Chronic Airflow Obstruction

Twenty years ago it was thought that expiratory airflow obstruction could occur in only two ways: narrowing of airways, which was equated with chronic bronchitis, and loss of elastic recoil, which was associated with emphysema. Now, as recently emphasized by Thurlbeck, it is more reasonable to consider that tobacco smoke has a generalized injurious effect on the lungs and airways, and that expiratory airflow limitation is the consequence of multiple processes that may occur separately, but usually occur together in various combinations.

One injury leads to chronic bronchitis, one of the early effects of smoking on the central airways that has little effect on airflow. Another abnormality is bronchiolar inflammation, which narrows and deforms peripheral airways and is an important cause of airflow obstruction. A third is inflammation of the parenchyma, which causes emphysema and airflow obstruction by decreasing elastic recoil through damage to the lungs’ connective tissue matrix.

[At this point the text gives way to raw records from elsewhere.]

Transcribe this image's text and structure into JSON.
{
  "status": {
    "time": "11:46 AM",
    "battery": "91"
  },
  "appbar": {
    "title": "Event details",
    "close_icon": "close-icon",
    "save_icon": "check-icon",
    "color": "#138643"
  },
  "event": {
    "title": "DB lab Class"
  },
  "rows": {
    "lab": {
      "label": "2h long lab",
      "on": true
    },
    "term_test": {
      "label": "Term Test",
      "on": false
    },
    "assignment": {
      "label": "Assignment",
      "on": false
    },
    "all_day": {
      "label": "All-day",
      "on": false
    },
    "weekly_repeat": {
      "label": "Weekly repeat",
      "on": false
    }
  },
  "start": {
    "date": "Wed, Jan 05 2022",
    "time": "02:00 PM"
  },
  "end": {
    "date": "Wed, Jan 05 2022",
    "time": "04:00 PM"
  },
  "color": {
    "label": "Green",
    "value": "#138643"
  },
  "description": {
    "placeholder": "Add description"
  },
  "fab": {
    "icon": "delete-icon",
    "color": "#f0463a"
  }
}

Finally, smoking-induced parenchymal inflammation and breakdown result when the attachments between alveolar walls and neighboring bronchioles are destroyed, allowing the airways to narrow because of a loss of tethering.

References

Laurell CB, Eriksson S. The electrophoretic alpha1-globulin pattern of serum in alpha1-antitrypsin deficiency. Scand J Lab Clin Med 1963;15:132-140. The original report on the association between alpha-1-antitrypsin and emphysema; still worth reading.

Snider GL, Faling LJ, Rennard SI. Chronic bronchitis and emphysema. in Murray JF, Nadel JA (eds), Textbook of Respiratory Medicine, 2nd ed. Philadelphia: WB Saunders, 1994, pp 1331-1397. An excellent comprehensive summary of the pathogenesis, diagnosis, and treatment of COPD.

Tetley TD. New perspectives on basic mechanisms in lung disease. 6. Protease imbalance: Its role in lung disease. Thorax 1993;48:560-565. A recent review of the elastase-antielastase hypothesis that stresses the multiplicity and complexity of the factors involved.

Thurlbeck WM. Emphysema then and now. Can Respir J 1994;1:21-39. The newest and best review of the pathology and pathologic-radiographic-clinical correlations of COPD.